Below is a detailed explanation of the potential features from the datasets:

#### **1. Temporal Features**
- **`date`**: The date of the transaction is critical for identifying trends, seasonality, and patterns in sales. For example, sales may increase during holidays or weekends.
    - **Derived Features**: Extract day, month, year, day of the week, and whether the date is a holiday or weekend.

#### **2. Product Features**
- **`item_id`**: The unique identifier for each product. Different products may have different demand patterns.
    - **Derived Features**: Group products into categories (if available) or use historical sales data to calculate average sales per product.

#### **3. Store Features**
- **`store_id`**: The unique identifier for each store. Different stores may have varying customer bases and demand patterns.
    - **Derived Features**: Include store-specific attributes like location, size, or customer demographics (if available).

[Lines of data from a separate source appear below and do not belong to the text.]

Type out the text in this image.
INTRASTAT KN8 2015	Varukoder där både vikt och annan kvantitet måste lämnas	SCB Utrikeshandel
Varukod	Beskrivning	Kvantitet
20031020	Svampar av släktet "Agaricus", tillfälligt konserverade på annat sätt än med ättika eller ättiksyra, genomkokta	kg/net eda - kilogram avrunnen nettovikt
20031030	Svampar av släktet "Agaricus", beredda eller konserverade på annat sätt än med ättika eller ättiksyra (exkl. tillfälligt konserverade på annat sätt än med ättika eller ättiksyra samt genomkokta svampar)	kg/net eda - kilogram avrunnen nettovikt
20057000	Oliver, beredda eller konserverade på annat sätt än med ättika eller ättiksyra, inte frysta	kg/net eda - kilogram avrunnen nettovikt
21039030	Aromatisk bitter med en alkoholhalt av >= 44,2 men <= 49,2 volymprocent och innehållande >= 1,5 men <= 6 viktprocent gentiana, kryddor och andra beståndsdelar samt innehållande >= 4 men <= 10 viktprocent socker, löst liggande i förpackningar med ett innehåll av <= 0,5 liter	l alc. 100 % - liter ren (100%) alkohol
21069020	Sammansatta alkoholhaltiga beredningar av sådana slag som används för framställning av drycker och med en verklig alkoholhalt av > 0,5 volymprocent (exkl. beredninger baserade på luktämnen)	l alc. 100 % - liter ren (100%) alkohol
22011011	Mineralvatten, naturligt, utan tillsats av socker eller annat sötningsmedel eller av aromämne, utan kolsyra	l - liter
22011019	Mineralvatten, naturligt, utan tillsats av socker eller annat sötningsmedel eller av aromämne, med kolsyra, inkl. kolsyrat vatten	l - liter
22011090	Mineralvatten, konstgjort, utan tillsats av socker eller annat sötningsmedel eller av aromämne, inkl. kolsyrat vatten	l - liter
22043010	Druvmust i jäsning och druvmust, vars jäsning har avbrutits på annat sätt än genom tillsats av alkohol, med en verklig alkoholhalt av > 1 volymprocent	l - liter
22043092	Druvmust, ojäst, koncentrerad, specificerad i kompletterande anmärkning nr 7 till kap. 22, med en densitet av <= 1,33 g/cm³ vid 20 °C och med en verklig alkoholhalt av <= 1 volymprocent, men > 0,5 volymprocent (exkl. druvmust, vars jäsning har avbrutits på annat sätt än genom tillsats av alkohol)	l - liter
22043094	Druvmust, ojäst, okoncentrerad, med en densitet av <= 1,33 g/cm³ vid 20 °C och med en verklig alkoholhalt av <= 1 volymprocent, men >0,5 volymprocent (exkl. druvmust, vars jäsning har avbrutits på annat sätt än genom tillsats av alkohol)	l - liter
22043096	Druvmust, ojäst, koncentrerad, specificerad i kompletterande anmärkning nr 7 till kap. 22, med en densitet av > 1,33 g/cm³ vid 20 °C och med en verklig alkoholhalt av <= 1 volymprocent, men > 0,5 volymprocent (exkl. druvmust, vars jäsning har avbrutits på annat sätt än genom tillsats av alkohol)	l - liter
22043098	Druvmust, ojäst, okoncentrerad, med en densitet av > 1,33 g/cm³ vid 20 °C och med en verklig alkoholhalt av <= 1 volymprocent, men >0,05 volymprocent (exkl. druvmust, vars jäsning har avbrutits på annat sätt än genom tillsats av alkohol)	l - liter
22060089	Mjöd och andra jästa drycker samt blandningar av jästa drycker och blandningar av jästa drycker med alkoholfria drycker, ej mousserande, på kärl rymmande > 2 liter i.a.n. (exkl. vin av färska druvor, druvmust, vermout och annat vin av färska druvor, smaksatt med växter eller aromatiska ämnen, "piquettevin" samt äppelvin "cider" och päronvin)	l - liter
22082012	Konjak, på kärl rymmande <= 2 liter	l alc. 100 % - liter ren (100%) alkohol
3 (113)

#### **4. Pricing Features**
- **`price_base`** (from `sales_df` and `online_df`): The base price of the product. Pricing directly influences demand.
- **`normal_price`** and **`price`** (from `markdown_df`): The normal price and discounted price of the product. Discounts can significantly impact sales.
- **`sale_price_before_promo`** and **`sale_price_time_promo`** (from `discount_history_df`): These provide insights into promotional pricing and its effect on demand.

#### **5. Promotion Features**
- **`promo_type_code`** (from `discount_history_df`): The type of promotion applied. Different promotions may have varying impacts on sales.
- **`number_disc_day`**: The number of days a discount was active. Longer promotions may lead to higher sales.

#### **6. Historical Sales Features**
- **`quantity`** (from `sales_df` and `online_df`): Historical sales data is crucial for forecasting future demand.
    - **Derived Features**: Calculate moving averages, rolling sums, and lag features (e.g., sales in the past 7 days, 30 days, etc.).

#### **7. Inventory Features**
- **`actual_matrix_df`**: This dataset provides information about the availability of products (`item_id`) in stores (`store_id`) on specific dates (`date`). Stock availability is a key factor in determining sales.

#### **8. External Factors**
- **Holidays and Events**: Incorporate external data about holidays, festivals, or special events that may influence demand.
- **Weather Data**: If available, weather conditions can also impact sales (e.g., increased demand for certain products during rainy or hot weather).

### **Feature Engineering**
To improve the predictive power of the model, additional features can be engineered:
1. **Lag Features**: Include lagged sales data (e.g., sales 1 week ago, 1 month ago).
2. **Cumulative Features**: Cumulative sales for a product or store over a specific period.
3. **Interaction Features**: Interaction between price and promotion (e.g., price * promo_type_code).
4. **Seasonality Features**: Identify seasonal trends (e.g., higher sales in summer or winter).

### **Feature Selection**
After feature engineering, statistical methods (e.g., correlation analysis, mutual information) or machine learning techniques (e.g., feature importance from tree-based models) can be used to select the most relevant features.

### **Conclusion**
- **Target**: `quantity`
- **Best Features**:
    - Temporal: `date` (with derived features like day, month, year, etc.)
    - Product: `item_id`
    - Store: `store_id`
    - Pricing: `price_base`, `normal_price`, `price`, `sale_price_before_promo`, `sale_price_time_promo`
    - Promotion: `promo_type_code`, `number_disc_day`
    - Historical Sales: Lagged and cumulative sales data
    - Inventory: Stock availability from `actual_matrix_df`
    - External: Holidays, events, and weather data (if available)

By combining these features, the model can effectively capture the factors influencing customer demand and provide accurate forecasts.